In his September 2004 cover story on image sensors, Senior Technical Editor Brian Dipert predicted that their pixel count growth rate would eventually slow, and that their customers would subsequently be also forced to differentiate via other measures of image quality and capability. That prognostication has indeed come to pass, and the subsequent redirection to other differentiation schemes:
- decreased click-to-capture and click-to-click latencies
- increased auto-focus speed and accuracy
- improved exposure and illumination intelligence
- the inclusion of video (and higher-resolution and -framerate video) capabilities within still image cameras, competitively counterbalanced by videocameras' enhanced still image capture capabilities
- auto-B&W, auto-sepia, auto-'slimming' and other within-camera image manipulation features
- additional capture formats, both for still image, audio and video
- etc
has had significant impacts on various camera (and camera phone) subsystems; sensors, imaging processors, nonvolatile and volatile memory, interconnect between various subsystems, etc.

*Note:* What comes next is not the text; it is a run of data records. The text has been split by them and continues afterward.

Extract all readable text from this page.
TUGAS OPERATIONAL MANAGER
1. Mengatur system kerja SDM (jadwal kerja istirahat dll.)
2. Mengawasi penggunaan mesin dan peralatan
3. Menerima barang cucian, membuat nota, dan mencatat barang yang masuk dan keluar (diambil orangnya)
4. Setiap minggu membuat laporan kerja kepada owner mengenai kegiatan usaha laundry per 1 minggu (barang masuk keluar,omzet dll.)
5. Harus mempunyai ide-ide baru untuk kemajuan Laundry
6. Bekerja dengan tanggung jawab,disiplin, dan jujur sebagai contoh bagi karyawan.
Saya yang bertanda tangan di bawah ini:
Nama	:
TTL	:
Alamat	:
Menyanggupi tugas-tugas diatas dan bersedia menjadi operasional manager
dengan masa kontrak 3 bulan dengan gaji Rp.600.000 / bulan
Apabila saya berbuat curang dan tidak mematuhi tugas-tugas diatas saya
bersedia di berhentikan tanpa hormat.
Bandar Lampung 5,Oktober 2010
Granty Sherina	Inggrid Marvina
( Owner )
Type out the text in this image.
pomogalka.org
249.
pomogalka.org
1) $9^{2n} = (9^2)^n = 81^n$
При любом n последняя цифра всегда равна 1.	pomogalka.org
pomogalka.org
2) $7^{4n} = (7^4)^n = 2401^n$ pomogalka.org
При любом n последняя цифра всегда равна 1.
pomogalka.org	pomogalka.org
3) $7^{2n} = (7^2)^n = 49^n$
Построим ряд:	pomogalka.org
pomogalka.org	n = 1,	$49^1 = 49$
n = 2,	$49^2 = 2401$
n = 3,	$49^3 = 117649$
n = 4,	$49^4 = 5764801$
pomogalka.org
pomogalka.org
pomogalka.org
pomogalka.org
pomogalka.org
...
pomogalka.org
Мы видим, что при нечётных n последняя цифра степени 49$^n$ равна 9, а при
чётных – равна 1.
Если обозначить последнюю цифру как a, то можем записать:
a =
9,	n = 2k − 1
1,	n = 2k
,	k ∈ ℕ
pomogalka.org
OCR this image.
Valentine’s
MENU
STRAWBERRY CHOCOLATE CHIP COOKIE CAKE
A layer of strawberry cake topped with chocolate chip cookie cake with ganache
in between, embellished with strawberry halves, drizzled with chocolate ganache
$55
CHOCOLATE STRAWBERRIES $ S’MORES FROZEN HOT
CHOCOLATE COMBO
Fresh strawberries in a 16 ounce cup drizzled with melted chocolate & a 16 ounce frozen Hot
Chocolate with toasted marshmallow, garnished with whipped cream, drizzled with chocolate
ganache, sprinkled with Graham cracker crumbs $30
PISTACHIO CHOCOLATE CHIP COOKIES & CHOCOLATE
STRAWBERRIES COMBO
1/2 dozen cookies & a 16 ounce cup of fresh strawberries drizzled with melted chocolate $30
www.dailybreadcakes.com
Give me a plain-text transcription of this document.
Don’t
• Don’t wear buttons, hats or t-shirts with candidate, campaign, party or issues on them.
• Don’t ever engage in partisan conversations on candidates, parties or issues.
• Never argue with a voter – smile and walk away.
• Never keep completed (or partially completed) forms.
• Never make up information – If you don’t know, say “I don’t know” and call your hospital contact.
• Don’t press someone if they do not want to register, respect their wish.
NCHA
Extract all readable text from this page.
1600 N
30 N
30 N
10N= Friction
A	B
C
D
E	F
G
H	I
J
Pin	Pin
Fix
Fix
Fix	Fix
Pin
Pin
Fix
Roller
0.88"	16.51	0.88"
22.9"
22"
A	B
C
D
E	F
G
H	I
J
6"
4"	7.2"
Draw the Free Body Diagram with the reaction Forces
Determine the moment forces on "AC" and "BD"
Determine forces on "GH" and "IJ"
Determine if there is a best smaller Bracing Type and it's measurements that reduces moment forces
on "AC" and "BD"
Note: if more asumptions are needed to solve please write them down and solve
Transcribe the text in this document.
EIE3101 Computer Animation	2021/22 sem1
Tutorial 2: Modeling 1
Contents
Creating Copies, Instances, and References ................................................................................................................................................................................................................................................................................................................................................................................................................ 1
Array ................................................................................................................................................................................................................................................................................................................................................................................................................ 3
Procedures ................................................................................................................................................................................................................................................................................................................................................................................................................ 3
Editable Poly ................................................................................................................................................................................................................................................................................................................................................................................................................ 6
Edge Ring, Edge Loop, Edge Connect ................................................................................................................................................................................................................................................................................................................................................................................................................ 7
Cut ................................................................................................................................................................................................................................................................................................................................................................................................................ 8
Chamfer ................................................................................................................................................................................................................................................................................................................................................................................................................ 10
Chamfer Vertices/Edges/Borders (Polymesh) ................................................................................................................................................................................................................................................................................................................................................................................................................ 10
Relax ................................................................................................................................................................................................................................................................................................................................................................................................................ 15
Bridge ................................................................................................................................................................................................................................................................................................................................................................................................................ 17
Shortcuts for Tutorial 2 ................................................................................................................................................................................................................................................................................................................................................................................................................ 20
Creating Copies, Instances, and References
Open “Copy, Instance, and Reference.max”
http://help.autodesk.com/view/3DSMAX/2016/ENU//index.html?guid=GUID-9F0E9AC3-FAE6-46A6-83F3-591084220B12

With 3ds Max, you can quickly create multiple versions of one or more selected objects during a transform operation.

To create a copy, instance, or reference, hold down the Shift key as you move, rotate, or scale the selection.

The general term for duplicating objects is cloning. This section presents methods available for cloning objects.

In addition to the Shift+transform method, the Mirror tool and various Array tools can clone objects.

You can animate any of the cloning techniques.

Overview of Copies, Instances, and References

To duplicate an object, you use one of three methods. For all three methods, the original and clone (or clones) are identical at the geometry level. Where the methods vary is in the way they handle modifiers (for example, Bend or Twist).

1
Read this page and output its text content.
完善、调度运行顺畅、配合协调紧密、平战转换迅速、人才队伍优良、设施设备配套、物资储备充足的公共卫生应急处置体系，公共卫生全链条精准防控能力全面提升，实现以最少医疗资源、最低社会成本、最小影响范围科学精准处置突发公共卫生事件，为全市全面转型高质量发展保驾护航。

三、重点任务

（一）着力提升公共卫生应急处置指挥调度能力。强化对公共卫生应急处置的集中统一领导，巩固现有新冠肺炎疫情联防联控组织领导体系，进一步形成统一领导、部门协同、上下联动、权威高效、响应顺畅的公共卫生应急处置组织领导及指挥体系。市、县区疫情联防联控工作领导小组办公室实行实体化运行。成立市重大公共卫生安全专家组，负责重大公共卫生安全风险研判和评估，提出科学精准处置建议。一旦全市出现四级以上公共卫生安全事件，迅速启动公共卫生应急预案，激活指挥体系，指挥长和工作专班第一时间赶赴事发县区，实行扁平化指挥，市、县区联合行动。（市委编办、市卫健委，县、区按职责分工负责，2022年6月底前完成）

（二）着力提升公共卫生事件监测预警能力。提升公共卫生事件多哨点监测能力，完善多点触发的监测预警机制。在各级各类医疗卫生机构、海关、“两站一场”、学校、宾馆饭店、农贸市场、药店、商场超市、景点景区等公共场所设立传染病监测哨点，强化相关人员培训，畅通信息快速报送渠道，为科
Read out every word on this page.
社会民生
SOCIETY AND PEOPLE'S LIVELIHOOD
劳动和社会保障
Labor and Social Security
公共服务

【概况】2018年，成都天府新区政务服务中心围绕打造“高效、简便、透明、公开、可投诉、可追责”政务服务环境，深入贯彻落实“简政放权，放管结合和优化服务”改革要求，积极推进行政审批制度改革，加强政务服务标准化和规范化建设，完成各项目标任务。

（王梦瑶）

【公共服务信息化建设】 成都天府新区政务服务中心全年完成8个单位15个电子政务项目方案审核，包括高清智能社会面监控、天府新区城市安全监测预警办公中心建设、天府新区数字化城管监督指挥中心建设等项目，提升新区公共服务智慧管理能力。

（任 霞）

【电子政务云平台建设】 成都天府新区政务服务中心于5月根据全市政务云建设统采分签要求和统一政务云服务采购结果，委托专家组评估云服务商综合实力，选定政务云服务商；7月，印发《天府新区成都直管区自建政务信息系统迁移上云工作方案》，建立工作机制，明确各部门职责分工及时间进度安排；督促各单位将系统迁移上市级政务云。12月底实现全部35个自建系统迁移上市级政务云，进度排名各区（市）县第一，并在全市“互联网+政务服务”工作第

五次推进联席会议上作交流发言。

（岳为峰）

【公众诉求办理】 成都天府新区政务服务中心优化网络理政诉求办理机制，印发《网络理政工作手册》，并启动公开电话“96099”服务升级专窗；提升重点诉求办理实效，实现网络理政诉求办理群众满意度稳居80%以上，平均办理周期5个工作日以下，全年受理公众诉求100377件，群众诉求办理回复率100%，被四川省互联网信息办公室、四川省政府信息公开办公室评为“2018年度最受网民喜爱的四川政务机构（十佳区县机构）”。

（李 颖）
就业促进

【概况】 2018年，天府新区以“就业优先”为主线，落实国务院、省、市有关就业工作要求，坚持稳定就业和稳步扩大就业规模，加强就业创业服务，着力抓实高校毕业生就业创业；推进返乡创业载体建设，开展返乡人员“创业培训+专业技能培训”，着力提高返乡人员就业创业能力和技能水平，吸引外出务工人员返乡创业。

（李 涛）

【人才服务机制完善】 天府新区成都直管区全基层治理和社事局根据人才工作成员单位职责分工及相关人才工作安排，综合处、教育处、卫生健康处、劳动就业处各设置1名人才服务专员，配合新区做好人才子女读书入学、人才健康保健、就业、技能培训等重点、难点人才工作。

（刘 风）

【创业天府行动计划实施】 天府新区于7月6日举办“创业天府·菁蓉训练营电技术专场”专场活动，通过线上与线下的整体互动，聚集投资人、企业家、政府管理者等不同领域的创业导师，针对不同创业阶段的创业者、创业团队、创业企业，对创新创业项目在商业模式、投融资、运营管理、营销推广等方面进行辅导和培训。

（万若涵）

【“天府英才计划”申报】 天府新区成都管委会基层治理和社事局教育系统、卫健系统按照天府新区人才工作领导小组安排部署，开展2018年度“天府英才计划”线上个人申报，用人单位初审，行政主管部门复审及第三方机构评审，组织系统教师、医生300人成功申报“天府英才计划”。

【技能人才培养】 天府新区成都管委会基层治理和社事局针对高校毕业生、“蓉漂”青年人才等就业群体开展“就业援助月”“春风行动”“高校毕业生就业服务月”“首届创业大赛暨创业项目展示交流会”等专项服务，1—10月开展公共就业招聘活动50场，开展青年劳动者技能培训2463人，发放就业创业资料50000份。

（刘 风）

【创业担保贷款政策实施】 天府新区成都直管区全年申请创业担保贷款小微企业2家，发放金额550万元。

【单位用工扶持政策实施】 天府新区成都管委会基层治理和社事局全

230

Brian will cover these impacts, specifically focusing on the design process 'tension' between the desire for added performance and capability versus systems' increasingly stringent size (impacting both electronics and optics), weight, cost and power consumption constraints. He'll also discuss next-generation image processing ideas coming out of academia, which provide insight into the features that cameras of the future may tout.
Are you redirecting your imaging systems' feature lists in the face of slowing pixel growth? If so, in what directions, and with what sorts of supplier assistance? Let me and your fellow readers know, ideally via the comments or, if you prefer, via private email. Please note that, as I've mentioned to several companies in follow-up correspondence, any system that captures a still image or video image stream is a potential coverage candidate….still and video cameras (including security systems), camera phones, etc.